As a book editor, Margaret Tate (Sandra Bullock) is nationally respected. As a human being, well, that’s another story. Her staff sends out red alert texts each time she enters or exits the building. She pulls her hair back in a ponytail so tight that it makes her seem to pucker. She never smiles, she barks out orders, she’s imperious, arrogant, and she routinely humiliates staff and colleagues in public.
Her three-year long suffering dogsbody assistant, Andrew Paxton (Ryan Reynolds) puts up with her because, loathe as he is to admit it, she is a good book editor, he can learn from her and, if he survives, she can open doors for him. He seems capable and, more important, he seems good-natured enough to do so.
But when the Immigration Department denies her visa application – she’s Canadian – she shows how quick-thinking and able to think on her feet she really is. She hits on the expedient of marrying Ryan to secure her visa.

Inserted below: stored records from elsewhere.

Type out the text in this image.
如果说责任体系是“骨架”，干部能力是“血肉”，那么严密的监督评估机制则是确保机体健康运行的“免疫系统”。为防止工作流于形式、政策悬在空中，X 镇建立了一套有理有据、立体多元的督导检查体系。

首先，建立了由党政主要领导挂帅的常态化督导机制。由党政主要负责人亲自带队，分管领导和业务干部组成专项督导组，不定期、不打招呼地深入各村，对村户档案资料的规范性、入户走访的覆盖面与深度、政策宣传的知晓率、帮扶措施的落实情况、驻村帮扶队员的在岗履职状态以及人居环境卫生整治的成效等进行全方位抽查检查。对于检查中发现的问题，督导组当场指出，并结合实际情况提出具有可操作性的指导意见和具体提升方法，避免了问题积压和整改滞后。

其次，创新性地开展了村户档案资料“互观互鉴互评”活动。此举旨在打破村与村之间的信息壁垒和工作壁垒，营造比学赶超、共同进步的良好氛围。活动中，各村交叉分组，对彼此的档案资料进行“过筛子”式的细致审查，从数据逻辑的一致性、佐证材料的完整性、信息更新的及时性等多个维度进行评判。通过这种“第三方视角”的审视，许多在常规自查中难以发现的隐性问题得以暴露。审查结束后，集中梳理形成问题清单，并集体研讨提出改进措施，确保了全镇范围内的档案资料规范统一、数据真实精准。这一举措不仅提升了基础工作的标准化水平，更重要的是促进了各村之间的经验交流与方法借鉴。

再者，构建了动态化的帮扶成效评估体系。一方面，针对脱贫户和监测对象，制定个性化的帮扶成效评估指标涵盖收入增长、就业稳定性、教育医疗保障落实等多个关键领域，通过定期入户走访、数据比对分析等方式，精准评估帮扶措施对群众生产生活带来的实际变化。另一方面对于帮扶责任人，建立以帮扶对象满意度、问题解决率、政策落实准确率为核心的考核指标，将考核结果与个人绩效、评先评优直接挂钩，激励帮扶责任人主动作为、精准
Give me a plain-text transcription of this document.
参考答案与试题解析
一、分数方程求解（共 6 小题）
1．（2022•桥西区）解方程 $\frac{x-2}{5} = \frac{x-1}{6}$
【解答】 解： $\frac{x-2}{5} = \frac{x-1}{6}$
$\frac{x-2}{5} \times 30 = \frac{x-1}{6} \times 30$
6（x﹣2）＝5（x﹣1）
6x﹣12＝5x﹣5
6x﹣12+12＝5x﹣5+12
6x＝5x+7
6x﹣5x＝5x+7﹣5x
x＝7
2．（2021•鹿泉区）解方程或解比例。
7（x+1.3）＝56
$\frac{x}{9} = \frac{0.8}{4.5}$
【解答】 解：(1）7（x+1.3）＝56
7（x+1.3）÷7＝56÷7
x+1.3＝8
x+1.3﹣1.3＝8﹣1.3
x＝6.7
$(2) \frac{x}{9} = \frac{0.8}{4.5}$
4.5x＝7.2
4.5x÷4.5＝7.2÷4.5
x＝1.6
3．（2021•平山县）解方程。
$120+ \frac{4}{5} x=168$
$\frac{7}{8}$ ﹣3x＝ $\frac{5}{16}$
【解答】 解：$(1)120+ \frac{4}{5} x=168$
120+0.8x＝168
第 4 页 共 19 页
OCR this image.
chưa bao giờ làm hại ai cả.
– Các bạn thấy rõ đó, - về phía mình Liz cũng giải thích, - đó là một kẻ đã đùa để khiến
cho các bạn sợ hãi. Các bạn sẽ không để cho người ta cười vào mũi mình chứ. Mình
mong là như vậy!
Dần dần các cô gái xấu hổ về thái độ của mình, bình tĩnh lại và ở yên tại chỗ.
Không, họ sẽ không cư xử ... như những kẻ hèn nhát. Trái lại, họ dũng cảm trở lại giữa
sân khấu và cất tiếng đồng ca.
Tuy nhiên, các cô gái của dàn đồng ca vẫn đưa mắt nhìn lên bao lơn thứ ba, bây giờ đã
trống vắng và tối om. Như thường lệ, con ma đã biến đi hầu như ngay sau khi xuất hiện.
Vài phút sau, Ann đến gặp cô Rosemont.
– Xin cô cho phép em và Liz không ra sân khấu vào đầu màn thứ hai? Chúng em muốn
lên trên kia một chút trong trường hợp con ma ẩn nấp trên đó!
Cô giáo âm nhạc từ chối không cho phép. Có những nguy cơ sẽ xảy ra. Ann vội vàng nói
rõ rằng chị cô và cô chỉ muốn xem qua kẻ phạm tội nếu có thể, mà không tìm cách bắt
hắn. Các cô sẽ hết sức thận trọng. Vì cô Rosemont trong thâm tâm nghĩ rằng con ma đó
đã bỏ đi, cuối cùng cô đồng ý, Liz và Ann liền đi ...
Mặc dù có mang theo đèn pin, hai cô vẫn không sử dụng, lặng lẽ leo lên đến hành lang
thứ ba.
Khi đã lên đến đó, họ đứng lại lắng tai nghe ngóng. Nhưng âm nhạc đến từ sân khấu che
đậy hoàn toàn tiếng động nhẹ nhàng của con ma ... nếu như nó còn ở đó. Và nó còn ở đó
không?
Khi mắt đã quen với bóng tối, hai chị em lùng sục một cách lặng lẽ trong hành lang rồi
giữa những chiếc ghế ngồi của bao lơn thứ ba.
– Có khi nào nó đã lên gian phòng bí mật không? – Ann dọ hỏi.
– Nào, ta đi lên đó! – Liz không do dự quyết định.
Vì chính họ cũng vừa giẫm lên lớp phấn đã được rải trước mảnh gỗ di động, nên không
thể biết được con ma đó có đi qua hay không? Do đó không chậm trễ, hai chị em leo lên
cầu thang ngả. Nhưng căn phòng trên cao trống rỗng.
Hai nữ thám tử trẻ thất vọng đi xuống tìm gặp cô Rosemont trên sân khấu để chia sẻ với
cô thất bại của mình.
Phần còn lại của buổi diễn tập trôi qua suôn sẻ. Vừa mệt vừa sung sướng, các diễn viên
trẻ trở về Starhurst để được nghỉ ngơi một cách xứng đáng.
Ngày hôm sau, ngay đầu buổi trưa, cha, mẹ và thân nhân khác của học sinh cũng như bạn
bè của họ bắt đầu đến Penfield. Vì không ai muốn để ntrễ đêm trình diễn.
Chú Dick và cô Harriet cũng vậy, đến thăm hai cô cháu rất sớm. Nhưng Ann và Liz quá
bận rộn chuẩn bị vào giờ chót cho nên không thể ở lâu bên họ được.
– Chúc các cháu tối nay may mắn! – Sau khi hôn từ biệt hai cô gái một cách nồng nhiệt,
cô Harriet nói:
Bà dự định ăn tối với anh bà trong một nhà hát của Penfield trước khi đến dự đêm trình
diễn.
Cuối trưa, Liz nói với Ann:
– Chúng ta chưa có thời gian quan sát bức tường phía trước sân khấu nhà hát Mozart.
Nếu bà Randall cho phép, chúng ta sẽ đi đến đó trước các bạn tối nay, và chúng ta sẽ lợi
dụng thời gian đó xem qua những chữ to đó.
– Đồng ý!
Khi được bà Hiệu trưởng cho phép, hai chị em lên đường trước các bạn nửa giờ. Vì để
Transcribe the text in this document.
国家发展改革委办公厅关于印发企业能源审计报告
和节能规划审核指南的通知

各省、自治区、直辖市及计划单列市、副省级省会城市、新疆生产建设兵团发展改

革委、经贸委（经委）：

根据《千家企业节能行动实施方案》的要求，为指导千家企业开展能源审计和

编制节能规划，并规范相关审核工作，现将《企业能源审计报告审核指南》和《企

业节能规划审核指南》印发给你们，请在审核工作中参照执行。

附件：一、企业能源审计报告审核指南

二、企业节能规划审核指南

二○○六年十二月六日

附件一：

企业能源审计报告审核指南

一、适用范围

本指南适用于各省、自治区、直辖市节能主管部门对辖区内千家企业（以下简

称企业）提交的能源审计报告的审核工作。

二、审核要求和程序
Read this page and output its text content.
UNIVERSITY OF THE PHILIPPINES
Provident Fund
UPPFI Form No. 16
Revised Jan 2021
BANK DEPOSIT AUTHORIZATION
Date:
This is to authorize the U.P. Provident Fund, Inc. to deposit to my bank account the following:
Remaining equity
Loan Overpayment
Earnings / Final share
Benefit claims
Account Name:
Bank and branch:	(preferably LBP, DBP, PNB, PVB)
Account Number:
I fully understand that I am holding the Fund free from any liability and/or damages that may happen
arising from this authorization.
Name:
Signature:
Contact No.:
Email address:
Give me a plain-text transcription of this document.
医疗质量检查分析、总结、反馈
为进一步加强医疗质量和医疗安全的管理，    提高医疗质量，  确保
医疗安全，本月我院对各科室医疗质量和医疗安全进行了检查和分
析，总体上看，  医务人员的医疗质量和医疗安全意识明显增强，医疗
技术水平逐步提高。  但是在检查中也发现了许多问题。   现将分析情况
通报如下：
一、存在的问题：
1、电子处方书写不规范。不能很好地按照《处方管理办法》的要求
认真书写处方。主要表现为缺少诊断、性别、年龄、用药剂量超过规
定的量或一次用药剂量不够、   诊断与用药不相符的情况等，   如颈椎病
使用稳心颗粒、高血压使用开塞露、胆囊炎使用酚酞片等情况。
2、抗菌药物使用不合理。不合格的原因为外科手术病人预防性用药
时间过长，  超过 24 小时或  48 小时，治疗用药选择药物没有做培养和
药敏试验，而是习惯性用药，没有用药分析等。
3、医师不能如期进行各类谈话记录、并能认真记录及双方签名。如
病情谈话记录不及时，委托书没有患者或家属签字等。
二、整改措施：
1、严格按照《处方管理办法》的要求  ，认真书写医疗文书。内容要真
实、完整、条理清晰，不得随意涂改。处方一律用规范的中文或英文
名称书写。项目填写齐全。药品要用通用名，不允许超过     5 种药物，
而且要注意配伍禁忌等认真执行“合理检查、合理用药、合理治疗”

That’s when Ryan shows some initiative. Proving he’s learned a thing or two from his boss, he realizes he’s got unexpected, tremendous leverage. He negotiates a promotion to editor, the promise that she’ll publish his manuscript and, in a nice table-turning touch, forces her to propose to him down on one knee on the sidewalk outside the immigration building.
The charade involves flying to Ryan’s hometown in Alaska where they’re allegedly going to celebrate his Grandma Annie’s (the delightful Betty White) 90th birthday but actually going to announce their engagement.
What ensues is both touching and funny, not to mention surprising. It may be predictable but it’s so well done that you realize that Margaret isn’t masquerading as a cougar but – gasp! – has fallen in love.
Bullock’s Margaret is a shrew, a force of nature, a witch. She gets us to believe that she is the worst boss that’s ever lived. But she also shows a vulnerable side, which comes as a huge shock. That first fake kiss – that’s where it all happened, that unexpected bedroom confession, her ultimate act of self-sacrifice, wouldn’t have been possible, much less effective if Bullock hadn’t so perfectly played up the impenetrable aspects of her character. By the end, she wasn’t only likeable, she was adorable.
Reynolds’s Andrew is utterly convincing as a young man who’s a food chain grunt in New York but, as it happens, a Kennedy in Alaska. Their family practically owns the town, they live in the Alaska equivalent of the Kennedy Hyannis Port compound; and he resists the tremendous pressure his father, Joe (Craig T. Nelson) exerts on him to take over the family empire. The funniest scenes are when Reynolds shows he’s not a pushover, that he’s got a spine, that he is committed to making it in New York, even though it entails certain sacrifices, not least of which is his abbreviated relationship with Gertrude (Malin Akerman).